Though it is never stated directly, the argument that is being implied is clear: The “harsh interrogation techniques” were meant to be used only selectively against leading terrorist masterminds, and were necessary to prevent future terrorist attacks.

The argument that torture or, as it is euphemistically put, “harsh interrogation techniques” are necessary to protect ordinary people is not a novelty invented by the Bush administration. Every government that has engaged in torture has sought to justify its actions by arguing that the safety, security and existence of innocent people depend on the extraction of information from evil-doers that could not be obtained in any other way.

The international laws that ban the use of torture, however, flatly reject all such arguments. They categorically outlaw the use of torture, even if carried out in the name of protecting the innocent or the necessities of war. They contain no exemption for national security.

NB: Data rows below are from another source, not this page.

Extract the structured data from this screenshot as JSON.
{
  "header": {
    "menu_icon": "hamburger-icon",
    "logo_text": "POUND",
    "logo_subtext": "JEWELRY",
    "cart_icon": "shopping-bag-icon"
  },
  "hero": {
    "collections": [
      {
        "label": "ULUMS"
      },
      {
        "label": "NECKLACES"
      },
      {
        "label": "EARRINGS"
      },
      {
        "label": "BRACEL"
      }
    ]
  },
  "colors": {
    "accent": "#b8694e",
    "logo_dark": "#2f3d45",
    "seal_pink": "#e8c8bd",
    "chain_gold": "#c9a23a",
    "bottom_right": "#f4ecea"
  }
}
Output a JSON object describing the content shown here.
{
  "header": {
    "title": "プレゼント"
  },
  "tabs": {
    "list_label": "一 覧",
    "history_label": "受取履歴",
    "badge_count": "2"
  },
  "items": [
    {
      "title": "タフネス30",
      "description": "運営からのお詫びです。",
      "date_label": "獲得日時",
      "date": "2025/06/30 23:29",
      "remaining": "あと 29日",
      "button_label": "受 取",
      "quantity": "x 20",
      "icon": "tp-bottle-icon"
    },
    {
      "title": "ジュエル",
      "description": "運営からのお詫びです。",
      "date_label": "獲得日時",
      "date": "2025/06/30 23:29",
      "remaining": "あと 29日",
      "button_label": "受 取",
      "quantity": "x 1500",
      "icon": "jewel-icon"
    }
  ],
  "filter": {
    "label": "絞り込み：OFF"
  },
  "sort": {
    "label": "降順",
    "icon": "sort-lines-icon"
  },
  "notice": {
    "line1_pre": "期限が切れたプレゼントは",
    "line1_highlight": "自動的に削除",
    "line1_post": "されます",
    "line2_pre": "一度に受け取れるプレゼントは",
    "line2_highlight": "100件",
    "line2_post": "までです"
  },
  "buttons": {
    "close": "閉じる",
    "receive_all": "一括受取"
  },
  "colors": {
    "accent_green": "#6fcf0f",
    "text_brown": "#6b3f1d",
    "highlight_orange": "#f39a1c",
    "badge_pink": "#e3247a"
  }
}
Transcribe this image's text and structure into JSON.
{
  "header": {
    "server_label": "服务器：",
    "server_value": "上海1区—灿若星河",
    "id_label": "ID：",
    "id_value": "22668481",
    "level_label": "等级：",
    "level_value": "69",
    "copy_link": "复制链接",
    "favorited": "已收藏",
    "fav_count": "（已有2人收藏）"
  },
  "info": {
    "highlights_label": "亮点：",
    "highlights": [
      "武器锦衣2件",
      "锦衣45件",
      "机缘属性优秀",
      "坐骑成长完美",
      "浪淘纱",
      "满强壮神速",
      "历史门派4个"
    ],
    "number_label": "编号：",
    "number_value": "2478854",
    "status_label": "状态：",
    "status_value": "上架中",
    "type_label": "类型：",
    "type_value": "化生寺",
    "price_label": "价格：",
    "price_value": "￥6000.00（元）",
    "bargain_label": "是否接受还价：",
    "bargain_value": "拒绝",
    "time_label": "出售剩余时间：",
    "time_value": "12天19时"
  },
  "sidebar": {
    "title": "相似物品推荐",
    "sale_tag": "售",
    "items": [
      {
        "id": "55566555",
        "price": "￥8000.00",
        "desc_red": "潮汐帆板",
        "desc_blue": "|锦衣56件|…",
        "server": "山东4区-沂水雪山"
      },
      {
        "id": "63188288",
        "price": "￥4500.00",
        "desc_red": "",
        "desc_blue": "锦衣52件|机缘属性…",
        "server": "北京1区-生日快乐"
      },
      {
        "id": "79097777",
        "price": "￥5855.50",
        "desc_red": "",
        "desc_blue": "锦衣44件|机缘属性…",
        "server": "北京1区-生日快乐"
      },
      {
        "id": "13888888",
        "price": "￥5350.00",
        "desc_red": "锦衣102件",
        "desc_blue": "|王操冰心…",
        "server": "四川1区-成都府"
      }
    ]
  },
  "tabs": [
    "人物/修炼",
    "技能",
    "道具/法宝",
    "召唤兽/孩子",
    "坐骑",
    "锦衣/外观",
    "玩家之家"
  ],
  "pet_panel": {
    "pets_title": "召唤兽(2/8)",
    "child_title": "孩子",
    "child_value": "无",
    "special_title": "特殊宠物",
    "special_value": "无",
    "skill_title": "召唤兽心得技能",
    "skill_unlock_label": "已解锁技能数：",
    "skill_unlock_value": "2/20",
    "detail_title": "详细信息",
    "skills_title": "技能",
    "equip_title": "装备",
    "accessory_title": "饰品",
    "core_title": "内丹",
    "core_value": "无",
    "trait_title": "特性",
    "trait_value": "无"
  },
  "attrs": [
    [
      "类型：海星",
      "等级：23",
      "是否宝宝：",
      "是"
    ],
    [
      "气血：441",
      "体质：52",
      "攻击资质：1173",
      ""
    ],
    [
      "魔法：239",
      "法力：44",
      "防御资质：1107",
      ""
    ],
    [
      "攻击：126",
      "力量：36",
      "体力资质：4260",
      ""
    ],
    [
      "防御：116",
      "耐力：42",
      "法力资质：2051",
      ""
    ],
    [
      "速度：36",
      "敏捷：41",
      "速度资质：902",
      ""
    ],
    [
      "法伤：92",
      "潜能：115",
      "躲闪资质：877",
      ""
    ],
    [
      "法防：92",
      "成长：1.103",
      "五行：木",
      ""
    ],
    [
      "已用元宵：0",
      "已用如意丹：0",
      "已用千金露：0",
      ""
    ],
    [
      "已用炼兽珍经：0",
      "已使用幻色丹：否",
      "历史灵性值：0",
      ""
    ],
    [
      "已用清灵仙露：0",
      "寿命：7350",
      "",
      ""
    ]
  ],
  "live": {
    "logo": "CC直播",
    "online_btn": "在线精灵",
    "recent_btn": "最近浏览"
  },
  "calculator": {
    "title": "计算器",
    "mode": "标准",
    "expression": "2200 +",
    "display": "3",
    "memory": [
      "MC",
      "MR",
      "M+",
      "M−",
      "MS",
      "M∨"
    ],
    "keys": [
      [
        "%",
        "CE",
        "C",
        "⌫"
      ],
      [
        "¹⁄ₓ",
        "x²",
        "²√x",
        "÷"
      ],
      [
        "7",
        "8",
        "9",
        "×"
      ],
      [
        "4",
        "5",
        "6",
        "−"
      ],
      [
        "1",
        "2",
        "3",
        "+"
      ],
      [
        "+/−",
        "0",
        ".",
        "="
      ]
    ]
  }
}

A prohibition that exempted cases of national security would be entirely useless, since every government that decided to use torture would simply cite national security as its justification. The Convention Against Torture contains a separate clause explicitly stating that under no conditions—including war and national emergency—is a violation of the provisions of the treaty permitted.

The prohibition on the use of torture is a question of basic human rights and democratic principle. One of the main treaties banning torture, the Geneva Convention of 1949, was implemented in the aftermath of World War II. It was seen by many as a means of preventing the sort of barbaric methods that were employed in that conflict, including the torture of prisoners. The very fact American officials are today defending such methods is an indication of the extent to which the American ruling elite has abandoned any commitment to democratic rights.

The contention, moreover, that the use of torture has made the American people safer is absurd. Far from weakening terrorism, it has actually made terrorist groups stronger and has inflamed anti-Americanism around the world. The torture of prisoners has increased the danger faced by Americans who are captured by groups such as Al Qaeda.

The very notion that one can accept uncritically the claims of the Bush administration that its actions are designed to find the truth about these organizations and prevent terrorist attacks is dubious, given the fact that the administration has done everything it can to prevent a serious investigation into the attacks of September 11.

Moreover, the contention made by the government officials cited by the Times in its June 27 article, and repeated uncritically by the newspaper, that the August 2002 memo was “unrelated to questions about handling detainees at Guantanamo Bay or in Iraq” is simply a lie. The memo was written to apply in all circumstances. Other memos written around the same time were intended to exclude Al Qaeda and Taliban fighters, including all those held at Guantanamo Bay, from protection under the Geneva Conventions.

These memos formed the basis of a directive issued by Secretary of Defense Donald Rumsfeld increasing the interrogation methods that could be used on prisoners in Guantanamo Bay, including hooding, nudity and stress positions. These same methods were later transferred to Abu Ghraib, and shortly afterward the abuses captured in the now infamous photographs occurred.

What has begun to emerge is that over the past two years, the Bush administration has sought to construct a legal foundation for the arbitrary detention and torture of anyone, in any part of the world.